Google parent company Alphabet beat market expectations in the first quarter of 2023 with a net profit of $15 billion, the company said on Tuesday, in a sign that the search engine behemoth is regaining its footing.
The tech titan has found itself under pressure due to a general slowdown in advertising spending, over-hiring during a Covid-era boom and a major challenge by Microsoft on artificial intelligence.
Its quarterly revenue came in at nearly $70 billion, a billion better than expected by analysts, and in the same three-month period that the company said it would lay off 12000 staff, or six percent of its workforce.
Microsoft's results for the first three months of the year also pleased investors on Tuesday, lifted by its industry-leading business cloud products.
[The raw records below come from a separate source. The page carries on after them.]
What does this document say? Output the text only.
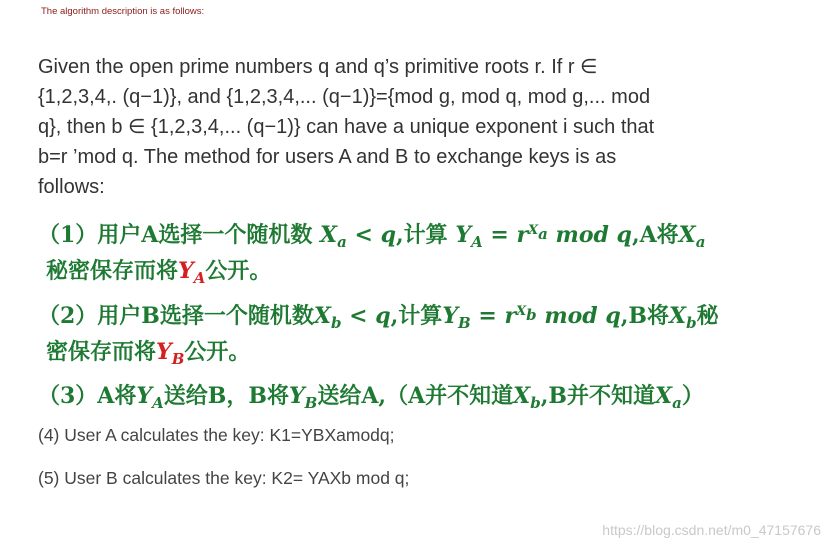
The algorithm description is as follows:
Given the open prime numbers q and q’s primitive roots r. If r ∈
{1,2,3,4,. (q−1)}, and {1,2,3,4,... (q−1)}={mod g, mod q, mod g,... mod
q}, then b ∈ {1,2,3,4,... (q−1)} can have a unique exponent i such that
b=r ’mod q. The method for users A and B to exchange keys is as
follows:
（1）用户A选择一个随机数 $X_a < q$,计算 $Y_A = r^{X_a}$ mod q,A将$X_a$
秘密保存而将$Y_A$公开。
（2）用户B选择一个随机数$X_b < q$,计算$Y_B = r^{X_b}$ mod q,B将$X_b$秘
密保存而将$Y_B$公开。
（3）A将$Y_A$送给B，B将$Y_B$送给A,（A并不知道$X_b,B$并不知道$X_a$）
(4) User A calculates the key: K1=YBXamodq;
(5) User B calculates the key: K2= YAXb mod q;
https://blog.csdn.net/m0_47157676
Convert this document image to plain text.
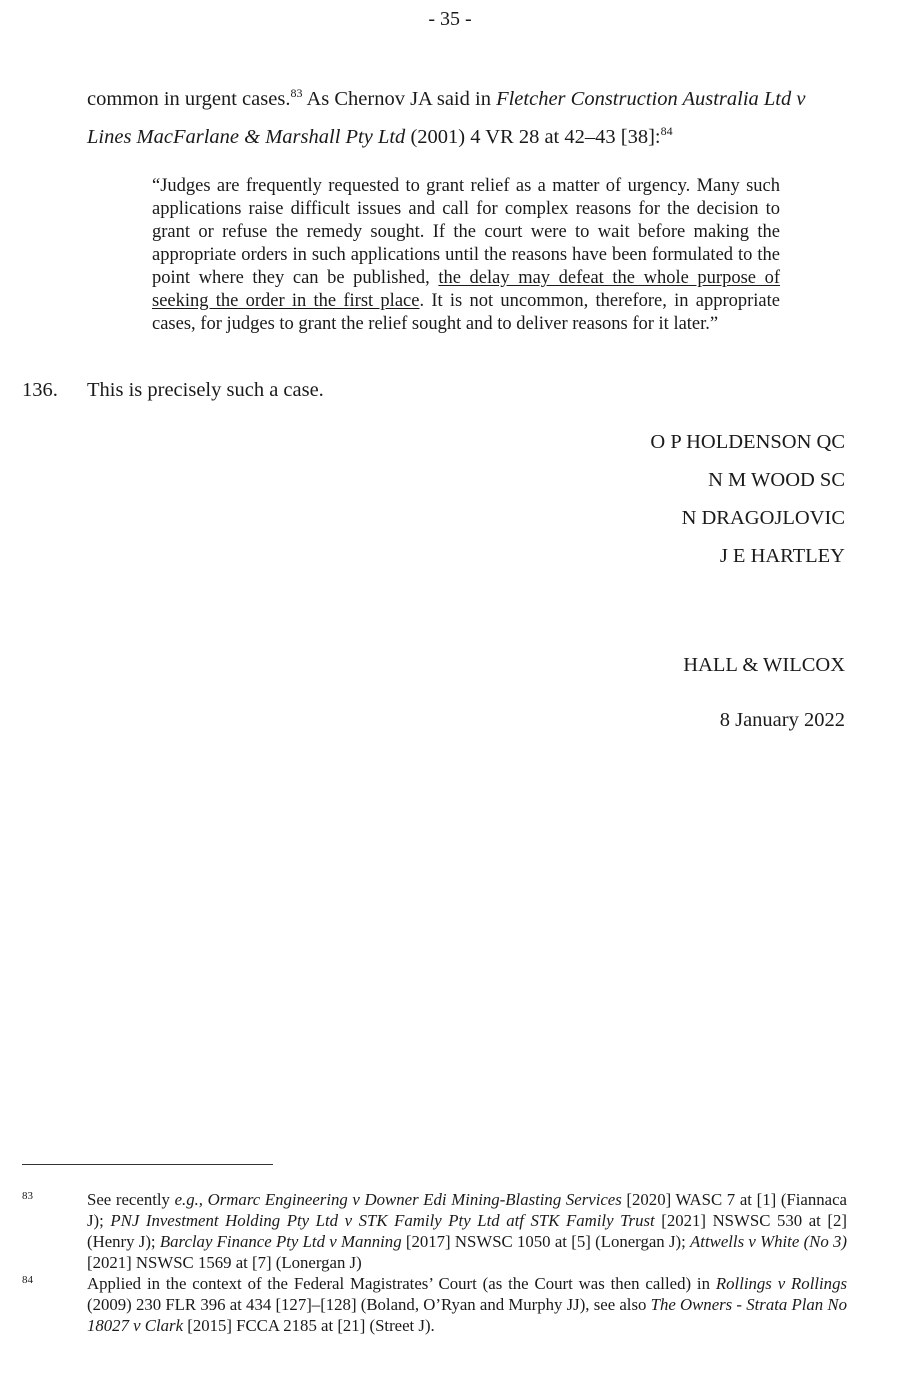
- 35 -
common in urgent cases.$^{83}$ As Chernov JA said in Fletcher Construction Australia Ltd v Lines MacFarlane & Marshall Pty Ltd (2001) 4 VR 28 at 42–43 [38]:$^{84}$
“Judges are frequently requested to grant relief as a matter of urgency. Many such applications raise difficult issues and call for complex reasons for the decision to grant or refuse the remedy sought. If the court were to wait before making the appropriate orders in such applications until the reasons have been formulated to the point where they can be published, the delay may defeat the whole purpose of seeking the order in the first place. It is not uncommon, therefore, in appropriate cases, for judges to grant the relief sought and to deliver reasons for it later.”
136. This is precisely such a case.
O P HOLDENSON QC
N M WOOD SC
N DRAGOJLOVIC
J E HARTLEY
HALL & WILCOX
8 January 2022
83	See recently e.g., Ormarc Engineering v Downer Edi Mining-Blasting Services [2020] WASC 7 at [1] (Fiannaca J); PNJ Investment Holding Pty Ltd v STK Family Pty Ltd atf STK Family Trust [2021] NSWSC 530 at [2] (Henry J); Barclay Finance Pty Ltd v Manning [2017] NSWSC 1050 at [5] (Lonergan J); Attwells v White (No 3) [2021] NSWSC 1569 at [7] (Lonergan J)
84	Applied in the context of the Federal Magistrates’ Court (as the Court was then called) in Rollings v Rollings (2009) 230 FLR 396 at 434 [127]–[128] (Boland, O’Ryan and Murphy JJ), see also The Owners - Strata Plan No 18027 v Clark [2015] FCCA 2185 at [21] (Street J).
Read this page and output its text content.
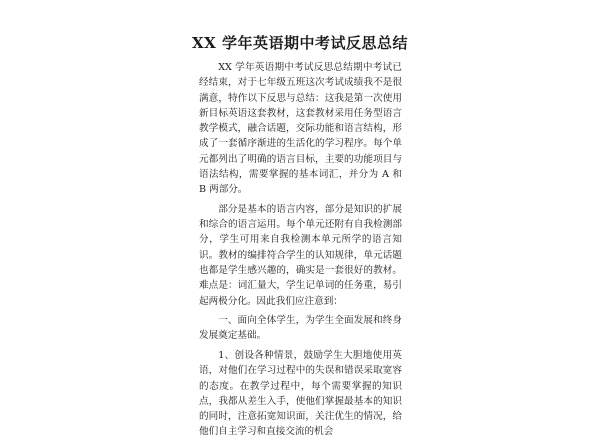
XX 学年英语期中考试反思总结

XX 学年英语期中考试反思总结期中考试已经结束，对于七年级五班这次考试成绩我不是很满意，特作以下反思与总结：这我是第一次使用新目标英语这套教材，这套教材采用任务型语言教学模式，融合话题，交际功能和语言结构，形成了一套循序渐进的生活化的学习程序。每个单元都列出了明确的语言目标，主要的功能项目与语法结构，需要掌握的基本词汇，并分为 A 和 B 两部分。

部分是基本的语言内容，部分是知识的扩展和综合的语言运用。每个单元还附有自我检测部分，学生可用来自我检测本单元所学的语言知识。教材的编排符合学生的认知规律，单元话题也都是学生感兴趣的，确实是一套很好的教材。难点是：词汇量大，学生记单词的任务重，易引起两极分化。因此我们应注意到：

一、面向全体学生，为学生全面发展和终身发展奠定基础。

1、创设各种情景，鼓励学生大胆地使用英语，对他们在学习过程中的失误和错误采取宽容的态度。在教学过程中，每个需要掌握的知识点，我都从差生入手，使他们掌握最基本的知识的同时，注意拓宽知识面，关注优生的情况，给他们自主学习和直接交流的机会
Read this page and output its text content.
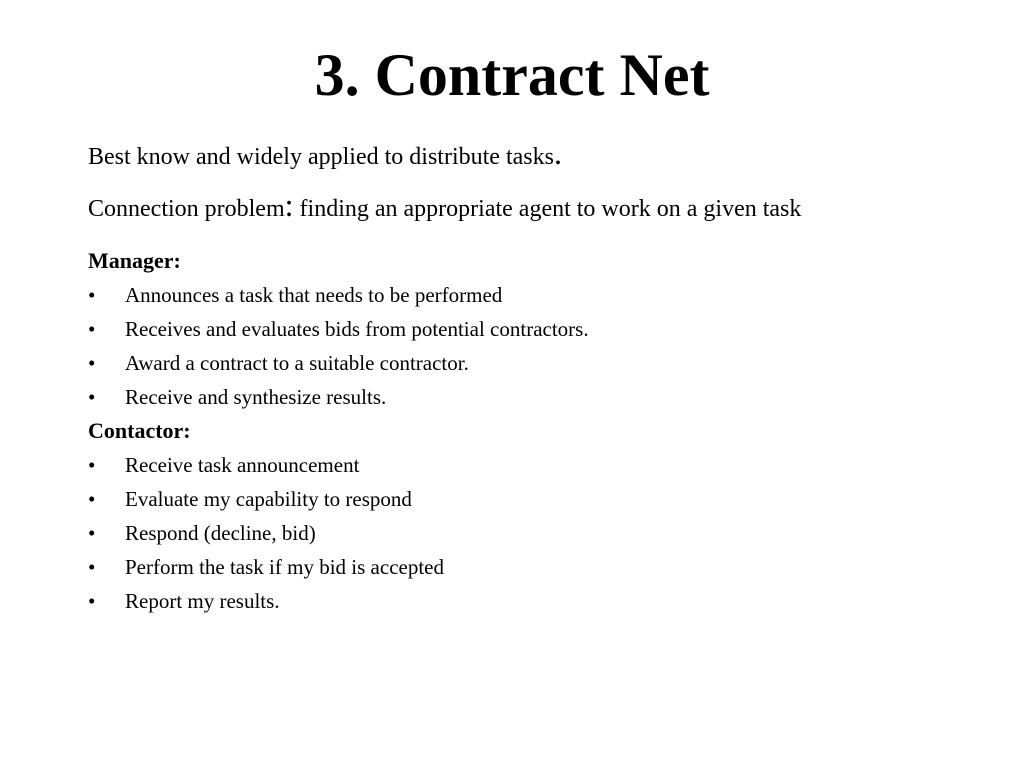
3. Contract Net

Best know and widely applied to distribute tasks.

Connection problem: finding an appropriate agent to work on a given task

Manager:
• Announces a task that needs to be performed
• Receives and evaluates bids from potential contractors.
• Award a contract to a suitable contractor.
• Receive and synthesize results.
Contactor:
• Receive task announcement
• Evaluate my capability to respond
• Respond (decline, bid)
• Perform the task if my bid is accepted
• Report my results.
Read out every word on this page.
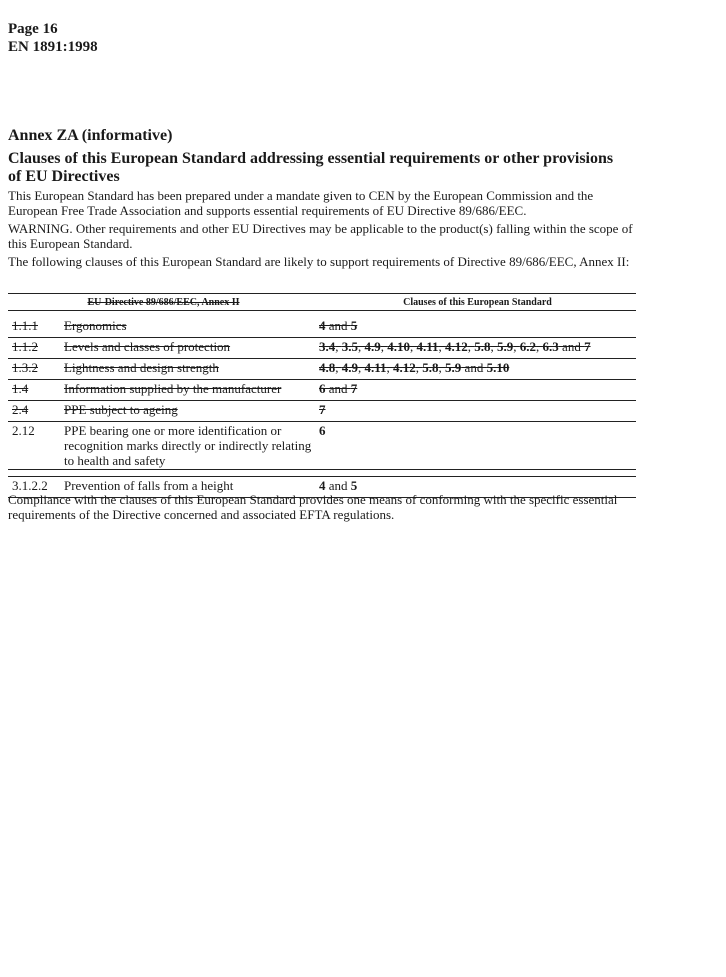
Page 16
EN 1891:1998
Annex ZA (informative)
Clauses of this European Standard addressing essential requirements or other provisions of EU Directives
This European Standard has been prepared under a mandate given to CEN by the European Commission and the European Free Trade Association and supports essential requirements of EU Directive 89/686/EEC.
WARNING. Other requirements and other EU Directives may be applicable to the product(s) falling within the scope of this European Standard.
The following clauses of this European Standard are likely to support requirements of Directive 89/686/EEC, Annex II:
EU-Directive 89/686/EEC, Annex II		Clauses of this European Standard

1.1.1	Ergonomics	4 and 5
1.1.2	Levels and classes of protection	3.4, 3.5, 4.9, 4.10, 4.11, 4.12, 5.8, 5.9, 6.2, 6.3 and 7
1.3.2	Lightness and design strength	4.8, 4.9, 4.11, 4.12, 5.8, 5.9 and 5.10
1.4	Information supplied by the manufacturer	6 and 7
2.4	PPE subject to ageing	7
2.12	PPE bearing one or more identification or recognition marks directly or indirectly relating to health and safety	6

3.1.2.2	Prevention of falls from a height	4 and 5
Compliance with the clauses of this European Standard provides one means of conforming with the specific essential requirements of the Directive concerned and associated EFTA regulations.
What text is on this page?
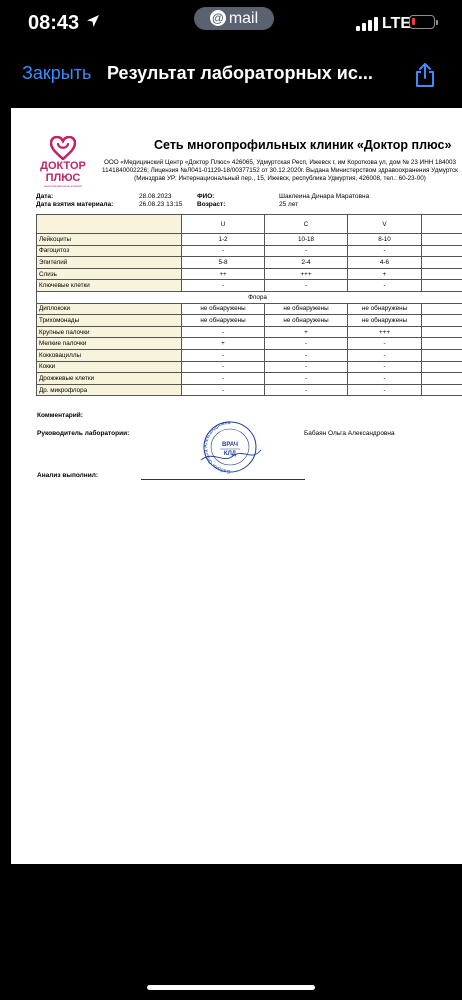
08:43	@ mail	LTE
Закрыть Результат лабораторных ис...
ДОКТОР
ПЛЮС
многопрофильные клиники
Сеть многопрофильных клиник «Доктор плюс»
ООО «Медицинский Центр «Доктор Плюс» 426065, Удмуртская Респ, Ижевск г, им Короткова ул, дом № 23 ИНН 184003
1141840002226; Лицензия №Л041-01129-18/00377152 от 30.12.2020г. Выдана Министерством здравоохранения Удмуртск
(Минздрав УР: Интернациональный пер., 15, Ижевск, республика Удмуртия, 426008, тел.: 60-23-00)
Дата:	28.08.2023
Дата взятия материала:	26.08.23 13:15
ФИО:	Шаклеина Динара Маратовна
Возраст:	25 лет
	U	C	V	
Лейкоциты	1-2	10-18	8-10	
Фагоцитоз	-	-	-	
Эпителий	5-8	2-4	4-6	
Слизь	++	+++	+	
Ключевые клетки	-	-	-	
Флора				
Диплококи	не обнаружены	не обнаружены	не обнаружены	
Трихомонады	не обнаружены	не обнаружены	не обнаружены	
Крупные палочки	-	+	+++	
Мелкие палочки	+	-	-	
Кокковациллы	-	-	-	
Кокки	-	-	-	
Дрожжевые клетки	-	-	-	
Др. микрофлора	-	-	-	
Комментарий:
Руководитель лаборатории:	Бабаян Ольга Александровна
Анализ выполнил:
Бабаян Ольга Александровна
ВРАЧ
КЛД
The company founded by Bill Gates reported profit of $18.3 billion on revenue of $52.9 billion as Cloud and AI more than offset drops in revenue from licensing Windows software to computer makers, as sales suffer in that market.
Most market attention was on Google, which became a focus of worry when Microsoft-backed ChatGPT was released and quickly went viral late last year. The Windows maker has added the technology to its Bing search engine and office software.
The search giant has since rushed out Bard, its own version of the language-based AI, but the release was seen as clumsy and has so far disappointed observers and company insiders, according to media reports.
"We'll continue to incorporate generative AI advances to make search better in a thoughtful and deliberate way," Google chief Sundar Pichai said during an earnings call.
"And we will test and iterate as we go because we know that billions of people trust Google to provide the right information."